The church was selected as his burial site by Philip, marking a break with his Habsburg predecessors. The frescoes by Giambattista Tiepolo, completed by Francisco Bayeu, were badly damaged in a fire of 1918.
Philip's successor Ferdinand VI bequeathed the royal site of San Ildefonso, with all it contained, to his father's second wife, Isabel Farnese. At her death in 1766, it reverted to the Crown in the person of Charles III.
For the next two hundred years, La Granja was the court's main summer palace, and many royal weddings and burials, state treaties, and political events took place within its walls.
Currently the royal site is part the Patrimonio Nacional of Spain, which holds and maintains many of the Crown's lands and palaces. It is a popular tourist attraction, with gardens, and interiors displaying rooms with marble from Carrara, Japanese lacquer, and crystal chandeliers; portraits and other paintings; and a Museum of Flemish tapestries.
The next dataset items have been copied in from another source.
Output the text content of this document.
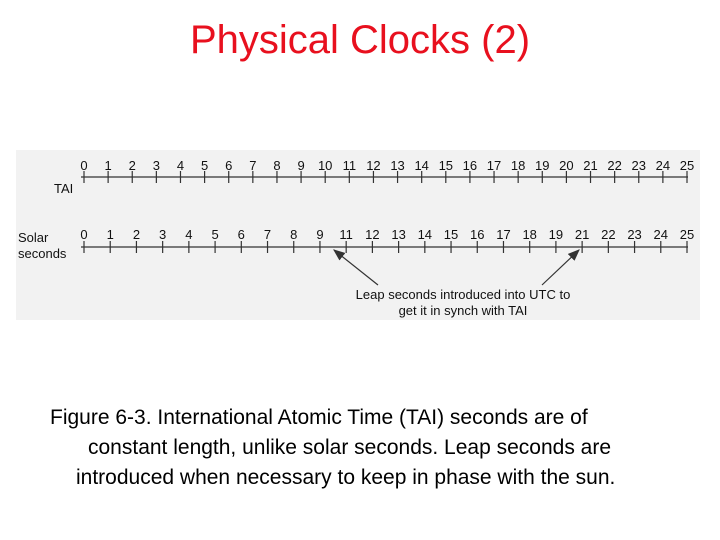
Physical Clocks (2)
TAI
0 1 2 3 4 5 6 7 8 9 10 11 12 13 14 15 16 17 18 19 20 21 22 23 24 25
Solar
seconds
0 1 2 3 4 5 6 7 8 9 11 12 13 14 15 16 17 18 19 21 22 23 24 25
Leap seconds introduced into UTC to
get it in synch with TAI
Figure 6-3. International Atomic Time (TAI) seconds are of
constant length, unlike solar seconds. Leap seconds are
introduced when necessary to keep in phase with the sun.
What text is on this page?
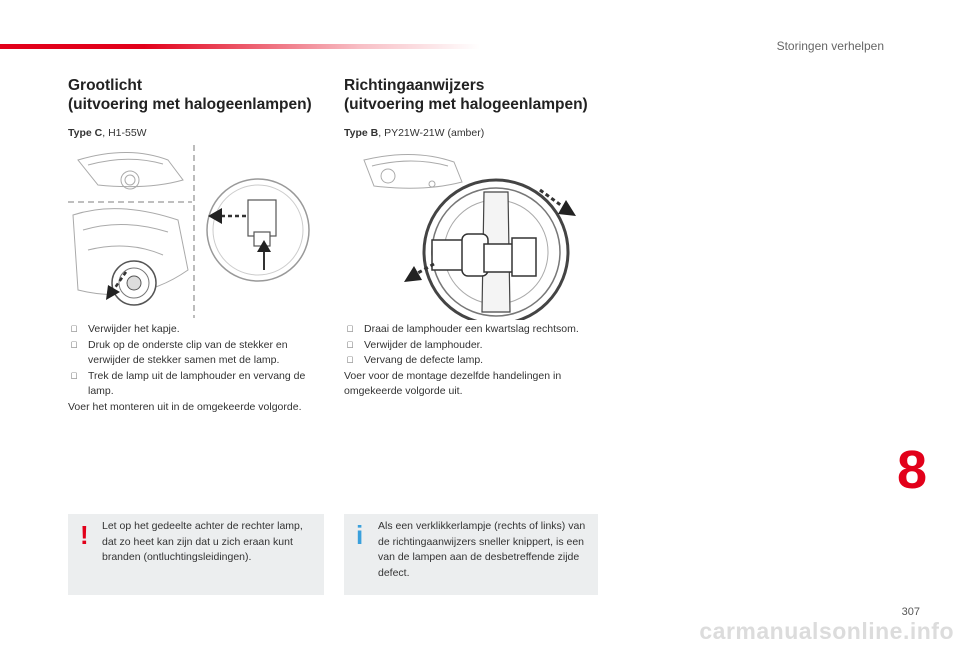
Storingen verhelpen
Grootlicht
(uitvoering met halogeenlampen)
Type C, H1-55W
Verwijder het kapje.
Druk op de onderste clip van de stekker en verwijder de stekker samen met de lamp.
Trek de lamp uit de lamphouder en vervang de lamp.
Voer het monteren uit in de omgekeerde volgorde.
! Let op het gedeelte achter de rechter lamp, dat zo heet kan zijn dat u zich eraan kunt branden (ontluchtingsleidingen).
Richtingaanwijzers
(uitvoering met halogeenlampen)
Type B, PY21W-21W (amber)
Draai de lamphouder een kwartslag rechtsom.
Verwijder de lamphouder.
Vervang de defecte lamp.
Voer voor de montage dezelfde handelingen in omgekeerde volgorde uit.
i Als een verklikkerlampje (rechts of links) van de richtingaanwijzers sneller knippert, is een van de lampen aan de desbetreffende zijde defect.
8
307
carmanualsonline.info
Extending over 6.1 km2, the gardens around the palace are one of the best examples of 18th-century European garden design in Spain. The French designer from the official French royal offices of Robert de Cotte was René Carlier, who used the natural slope of the site in the palace grounds design, for enhancing axial visual perspectives, and to provide sufficient head for water to shoot out/up from the twenty-six sculptural fountains in the formal gardens and landscape park.
References:The Château de Foix dominates the town of Foix. An important tourist site, it is known as a centre of the Cathars. Built on an older 7th-century fortification, the castle is known from 987. In 1002, it was mentioned in the will of Roger I, Count of Carcassonne, who bequeathed the fortress to his youngest child, Bernard. In effect, the family ruling over the region were installed here which allowed them to control access to the upper Ariège valley and to keep surveillance from this strategic point over the lower land, protected behind impregnable walls.
In 1034, the castle became capital of the County of Foix and played a decisive role in medieval military history. During the two following centuries, the castle was home to Counts with shining personalities who became the soul of the Occitan resistance during the crusade against the Albigensians. The county became a privileged refuge for persecuted Cathars.
The castle, often besieged (notably by Simon de Montfort in 1211 and 1212), resisted assault and was only taken once, in 1486, thanks to treachery during the war between two branches of the Foix family.
From the 14th century, the Counts of Foix spent less and less time in the uncomfortable castle, preferring the Governors' Palace. From 1479, the Counts of Foix became Kings of Navarre and the last of them, made Henri IV of France, annexed his Pyrrenean lands to France.
As seat of the Governor of the Foix region from the 15th century, the castle continued to ensure the defence of the area, notably during the Wars of Religion. Alone of all the castles in the region, it was exempted from the destruction orders of Richelieu (1632-1638).
Until the Revolution, the fortress remained a garrison. Its life was brightened with grand receptions for its governors, including the Count of Tréville, captain of musketeers under Louis XIII and Marshal Philippe Henri de Ségur, one of Louis XVI's ministers. The Round Tower, built in the 15th century, is the most recent, the two square towers having been built before the 11th century. They served as a political and civil prison for four centuries until 1862.
Since 1930, the castle has housed the collections of the Ariège départemental museum. Sections on prehistory, Gallo-Roman and mediaeval archaeology tell the history of Ariège from ancient times. Currently, the museum is rearranging exhibits to concentrate on the history of the castle site so as to recreate the life of Foix at the time of the Counts.